Depuis lors, les prix des engrais ont baissé avec la baisse des prix du gaz naturel, mais l’industrie européenne des engrais peine encore à se remettre tandis que les importations russes occupent une plus grande part du marché.
Le prix d’une tonne d’engrais a atteint un sommet de 87 510 shillings en 2022 lors du déclenchement de la guerre entre la Russie et l’Ukraine, mais a diminué à 68 849 shillings l’année dernière. Produisant 51,9 millions de tonnes par an, la Russie se classe comme le troisième plus grand producteur d’engrais au monde, derrière les États-Unis qui produisent plus de 54 millions de tonnes et l’Inde avec une production annuelle de 52,6 millions de tonnes. Il n’est pas clair à quel moment les 564 tonnes d’engrais données au Kenya par la Russie ont disparu.
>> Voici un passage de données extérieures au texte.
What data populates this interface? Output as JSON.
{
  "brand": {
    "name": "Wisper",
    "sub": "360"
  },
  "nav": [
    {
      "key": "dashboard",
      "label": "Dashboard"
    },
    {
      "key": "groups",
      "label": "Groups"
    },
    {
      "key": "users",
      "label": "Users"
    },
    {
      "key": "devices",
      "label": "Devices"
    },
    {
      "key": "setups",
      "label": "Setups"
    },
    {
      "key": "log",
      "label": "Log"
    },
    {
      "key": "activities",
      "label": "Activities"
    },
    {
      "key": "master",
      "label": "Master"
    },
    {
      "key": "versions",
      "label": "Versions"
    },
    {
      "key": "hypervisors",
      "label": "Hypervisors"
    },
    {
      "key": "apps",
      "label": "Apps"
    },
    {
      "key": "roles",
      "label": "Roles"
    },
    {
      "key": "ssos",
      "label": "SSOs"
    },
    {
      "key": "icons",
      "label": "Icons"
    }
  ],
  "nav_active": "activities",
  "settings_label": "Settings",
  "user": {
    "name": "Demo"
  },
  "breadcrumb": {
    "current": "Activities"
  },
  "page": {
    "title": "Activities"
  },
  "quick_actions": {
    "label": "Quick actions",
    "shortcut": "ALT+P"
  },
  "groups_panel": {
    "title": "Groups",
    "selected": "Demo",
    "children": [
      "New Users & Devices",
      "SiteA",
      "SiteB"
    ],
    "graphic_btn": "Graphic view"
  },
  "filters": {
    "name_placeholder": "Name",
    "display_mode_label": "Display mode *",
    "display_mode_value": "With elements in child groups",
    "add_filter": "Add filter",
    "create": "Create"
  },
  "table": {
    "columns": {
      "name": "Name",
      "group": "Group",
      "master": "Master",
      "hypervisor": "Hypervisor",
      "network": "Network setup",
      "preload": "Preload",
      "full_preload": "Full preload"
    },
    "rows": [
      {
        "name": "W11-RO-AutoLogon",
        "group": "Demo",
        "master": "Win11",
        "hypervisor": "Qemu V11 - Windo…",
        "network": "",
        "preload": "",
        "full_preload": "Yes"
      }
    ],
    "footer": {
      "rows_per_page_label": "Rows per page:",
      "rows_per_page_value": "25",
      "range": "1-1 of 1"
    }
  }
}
L’engrais a disparu alors que des accusations circulaient selon lesquelles le NCPB aurait distribué de l’engrais contrefait dans le cadre d’un programme de subvention. Quatre-vingts pour cent des législateurs présents au Parlement ont voté en faveur du renvoi du secrétaire au Cabinet de l’Agriculture, Mithika Linturi, pour avoir prétendument enfreint les dispositions constitutionnelles sur l’intégrité et l’utilisation prudente des ressources publiques, selon la motion à l’Assemblée nationale.
Le ministre est accusé d’avoir approuvé « l’achat et la distribution d’engrais contrefait ». Il a échappé à la destitution.
Hier, M. Linturi n’a pas répondu aux demandes de commentaire sur la localisation de l’engrais manquant, qui pourrait être appliqué sur entre 15 000 et 30 000 acres de terre, au taux de 50 kg/acre à 100 kg/acre.
La vérificatrice générale note également que le NCPB n’a pas fourni de répartition des coûts associés à la matière première de l’engrais, y compris les frais d’expédition, les frais de transport du port au granulateur et les frais de manutention. Ces coûts permettraient de comprendre combien le NCPB a dépensé pour obtenir un sac de 50 kg de produit fini.
« Dans ces circonstances, la précision et l’exhaustivité des coûts de granulation de l’engrais et les quantités des divers engrais granulés ne peuvent être confirmées », déclare Mme Gathungu.
Le gouvernement continue de souligner l’importance du programme de subvention des engrais, allouant environ un cinquième du budget du secteur agricole à ce programme.
« Pour atteindre la sécurité alimentaire et nutritionnelle, je propose une allocation de 54,6 milliards de shillings pour divers programmes de ce secteur. Cela inclut : 10 milliards de shillings pour le programme de subvention des engrais », a déclaré le secrétaire au Trésor, Njuguna Ndung’u, lors de la présentation du discours budgétaire pour l’exercice financier en cours.